UBUNTU_TAG: ${ATLAS_UBUNTU_TAG:-24.04}
# Wipe the NVIDIA driver request from the base file when targeting
# AMD / Intel / Snapdragon / CPU. NVIDIA users should leave the
# base resource block in place (override via docker-compose.override.yml
# or just use docker-compose.yml's CUDA image). Same `!reset` pattern
# the ROCm overlay uses for the same reason.
# See: https://docs.docker.com/compose/compose-file/13-merge/#reset-value
deploy:
resources:
reservations:
devices: !reset []
devices:
# /dev/dri — DRM render nodes used by Mesa RADV (AMD), Mesa ANV
# (Intel), and Adreno (Snapdragon). Harmless on hosts without a
# GPU — the lavapipe CPU ICD doesn't need it and Vulkan just
# picks lavapipe instead. NVIDIA hosts also need this when using
# the NVIDIA Vulkan ICD via the toolkit; harmless if the toolkit
# already mounts in libGLX_nvidia separately.
- /dev/dri
# Group membership for /dev/dri access. `video` + `render` are
# standard on Linux distros (already required for the ROCm overlay).
# On hosts where these don't exist, llama-server will fail to enumerate
# GPU ICDs and Vulkan will silently fall back to lavapipe (CPU).
group_add:
- video
- render
environment:
# Take the vulkan entrypoint branch even when .env predates this
# backend (older `atlas init` runs).
- ATLAS_BACKEND=vulkan
- ATLAS_GPU_INDEX=${ATLAS_GPU_INDEX:-0}
# Optional MESA_VK_DEVICE_SELECT pass-through for cases where
# GGML_VK_VISIBLE_DEVICES isn't granular enough (multiple Intel
# Arc cards, mixed iGPU+dGPU systems where you want the dGPU).

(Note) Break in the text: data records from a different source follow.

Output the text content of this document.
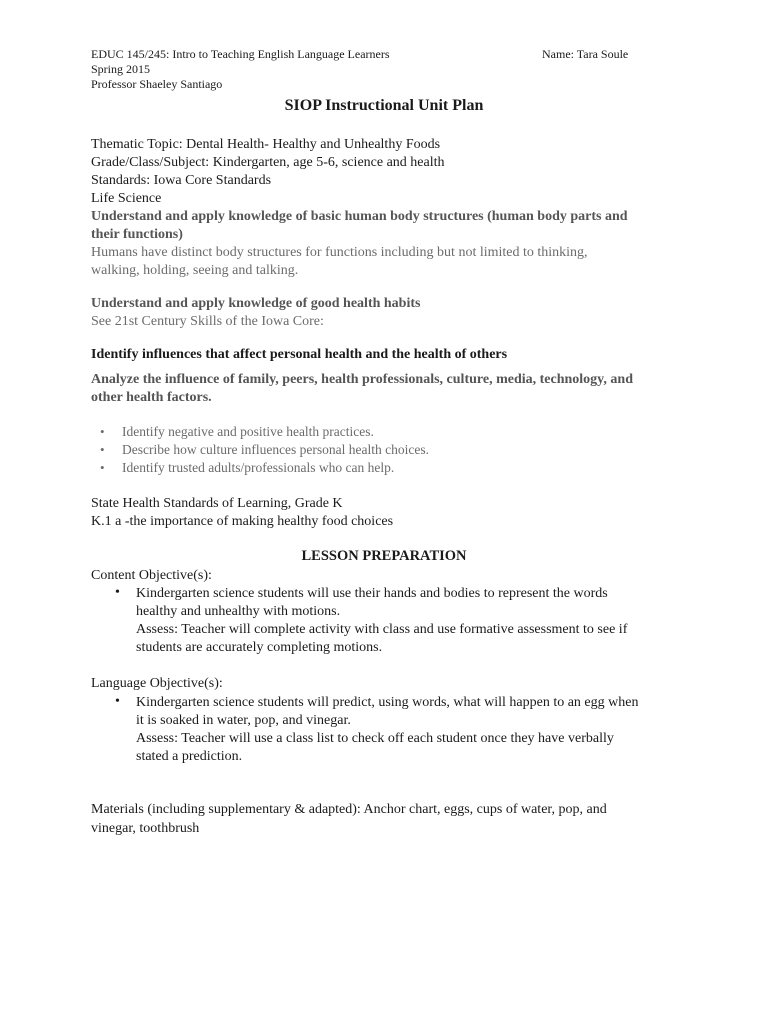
EDUC 145/245: Intro to Teaching English Language Learners	Name: Tara Soule
Spring 2015
Professor Shaeley Santiago
SIOP Instructional Unit Plan
Thematic Topic: Dental Health- Healthy and Unhealthy Foods
Grade/Class/Subject: Kindergarten, age 5-6, science and health
Standards: Iowa Core Standards
Life Science
Understand and apply knowledge of basic human body structures (human body parts and
their functions)
Humans have distinct body structures for functions including but not limited to thinking,
walking, holding, seeing and talking.
Understand and apply knowledge of good health habits
See 21st Century Skills of the Iowa Core:
Identify influences that affect personal health and the health of others
Analyze the influence of family, peers, health professionals, culture, media, technology, and
other health factors.
• Identify negative and positive health practices.
• Describe how culture influences personal health choices.
• Identify trusted adults/professionals who can help.
State Health Standards of Learning, Grade K
K.1 a -the importance of making healthy food choices
LESSON PREPARATION
Content Objective(s):
• Kindergarten science students will use their hands and bodies to represent the words
healthy and unhealthy with motions.
Assess: Teacher will complete activity with class and use formative assessment to see if
students are accurately completing motions.
Language Objective(s):
• Kindergarten science students will predict, using words, what will happen to an egg when
it is soaked in water, pop, and vinegar.
Assess: Teacher will use a class list to check off each student once they have verbally
stated a prediction.
Materials (including supplementary & adapted): Anchor chart, eggs, cups of water, pop, and
vinegar, toothbrush
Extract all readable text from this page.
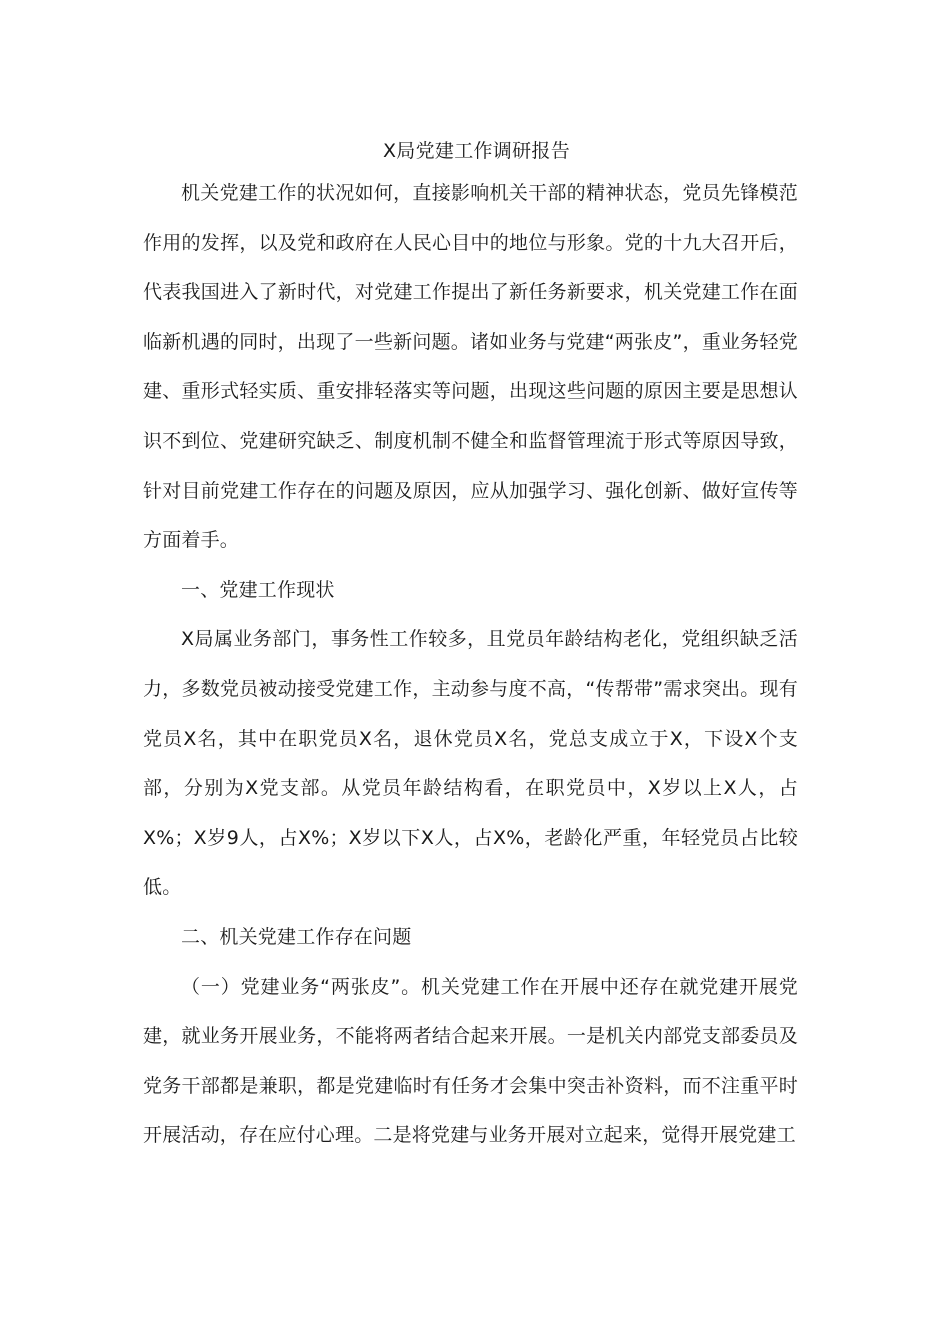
X局党建工作调研报告

机关党建工作的状况如何，直接影响机关干部的精神状态，党员先锋模范作用的发挥，以及党和政府在人民心目中的地位与形象。党的十九大召开后，代表我国进入了新时代，对党建工作提出了新任务新要求，机关党建工作在面临新机遇的同时，出现了一些新问题。诸如业务与党建“两张皮”，重业务轻党建、重形式轻实质、重安排轻落实等问题，出现这些问题的原因主要是思想认识不到位、党建研究缺乏、制度机制不健全和监督管理流于形式等原因导致，针对目前党建工作存在的问题及原因，应从加强学习、强化创新、做好宣传等方面着手。

一、党建工作现状

X局属业务部门，事务性工作较多，且党员年龄结构老化，党组织缺乏活力，多数党员被动接受党建工作，主动参与度不高，“传帮带”需求突出。现有党员X名，其中在职党员X名，退休党员X名，党总支成立于X，下设X个支部，分别为X党支部。从党员年龄结构看，在职党员中，X岁以上X人，占X%；X岁9人，占X%；X岁以下X人，占X%，老龄化严重，年轻党员占比较低。

二、机关党建工作存在问题

（一）党建业务“两张皮”。机关党建工作在开展中还存在就党建开展党建，就业务开展业务，不能将两者结合起来开展。一是机关内部党支部委员及党务干部都是兼职，都是党建临时有任务才会集中突击补资料，而不注重平时开展活动，存在应付心理。二是将党建与业务开展对立起来，觉得开展党建工
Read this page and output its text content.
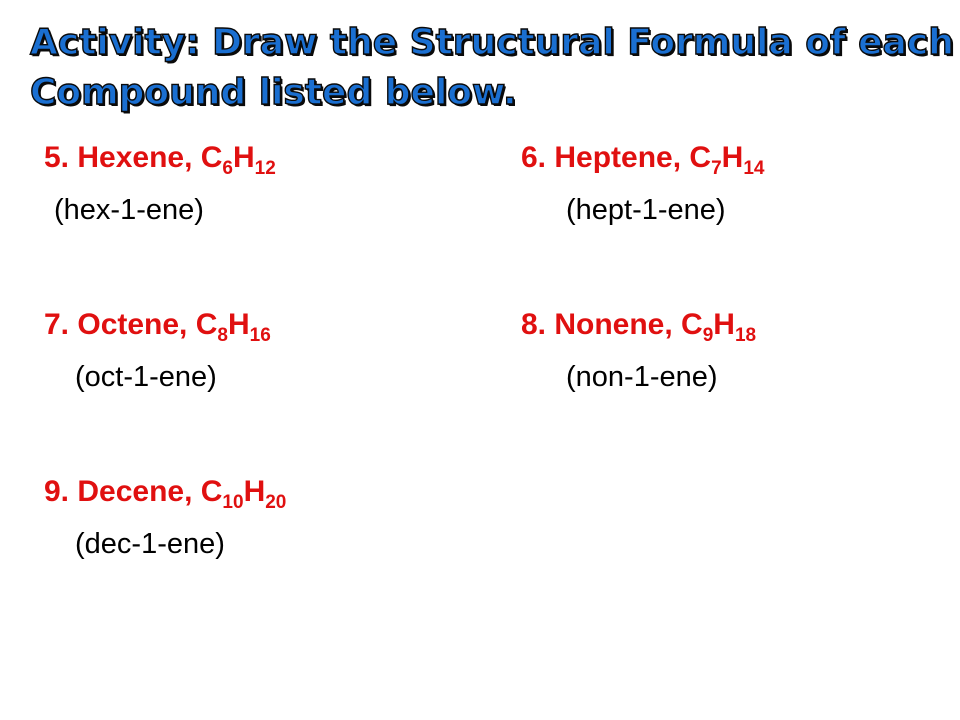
Activity: Draw the Structural Formula of each
Compound listed below.
5. Hexene, $C_6H_{12}$
(hex-1-ene)
6. Heptene, $C_7H_{14}$
(hept-1-ene)
7. Octene, $C_8H_{16}$
(oct-1-ene)
8. Nonene, $C_9H_{18}$
(non-1-ene)
9. Decene, $C_{10}H_{20}$
(dec-1-ene)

# Format: "vendorID:deviceID" hex, or a device name substring.
- ATLAS_VK_DEVICE_SELECT=${ATLAS_VK_DEVICE_SELECT:-}
# NVIDIA users — if you're routing through the NVIDIA Vulkan ICD,
# uncomment in your docker-compose.override.yml to tell the
# toolkit to expose the graphics capability (the Vulkan ICD lives
# under `graphics`, not `compute`):
# NVIDIA_DRIVER_CAPABILITIES: graphics,compute,utility
# geometric-lens, v3-service, sandbox, atlas-proxy: no override
# needed — all CPU-only services. The override merge leaves them alone.